Cushing, Oklahoma, the so-called oil cross-roads of the world and a major storage hub, is seeing cash crude prices for light sweet oil fall below $16.00 per barrel and trading at the lowest level for more than two decades since 1999. According to Reuters, cash crude prices, adjusted for inflation using the core U.S. consumer price index, are at the lowest since before the 1973 oil shock. This is an oil shock for oil producers but in a different way.
The fallout is stressing banks that fund oil operations as well. Reuters news reported that, “U.S. lender Capital One Financial Corp got a waiver from the Commodity Futures Trading Commission (CFTC) after plunging oil prices increased the bank’s derivatives exposure above a key regulatory threshold, according to two sources with knowledge of the matter.
On Friday, the CFTC said it would temporarily exempt a U.S. bank from a requirement to register as a “Major Swap Participant” even though its growing energy swaps exposure would technically require it to do so by the end of the next quarter.
The CFTC did not name the bank on Friday, but the two sources told Reuters it was Virginia-based Capital One, which is best known for its retail lending and credit card business.

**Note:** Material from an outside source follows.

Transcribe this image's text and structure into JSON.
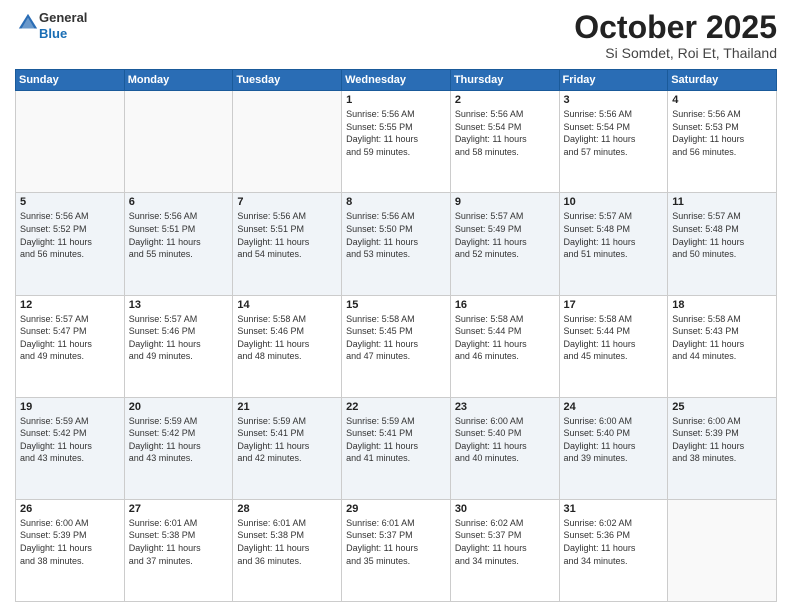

The regulator and Capital One declined to comment on the identity of the bank on Wednesday. A spokesman for the CFTC said it issued the waiver to protect the bank and its energy clients from undue disruption, given the unprecedented market conditions over the past month amid the coronavirus outbreak. “We have actively encouraged all market participants to identify regulatory relief or other assistance that may be needed to help support robust, orderly and liquid markets in the face of this pandemic,” the spokesman said. Capital One’s waiver lasts until Sept. 30, but if energy prices remain low or the bank’s exposure remains above the threshold, it will register as a swap participant or make business adjustments, the CFTC said on Friday. The designation entails a number of complex and costly reporting and compliance obligations, which the CFTC spokesman said could hurt the institution’s ability to keep lending.
What is in your wallet? Reuters says that, “The bank is a relatively small player in the energy lending and financing business, with energy loans accounting for just 1.4% of its total loan book, its filings show.” Yet with consumers losing their jobs I wonder how their credit card company is going.
Gasoline demand is driving gasoline prices lower and lower. The outlook for gasoline demand is dismal. While the historically low gas prices that we see may be exciting if you can’t go anywhere what does it matter.
Still in the doom and gloom, trading opportunities are abundant. Oil coming off record volatility as well as other markets commodities are moving. While in the U.S. we know things are going to get worse before they get better, reports out of China are giving us reason for hope. Reports say that 80% of restaurants that were closed are back open. In Wuhan, the epicenter, things are almost back to normal. China also cut interest rates again and that will also accelerate growth. Keep the faith because we will get through this.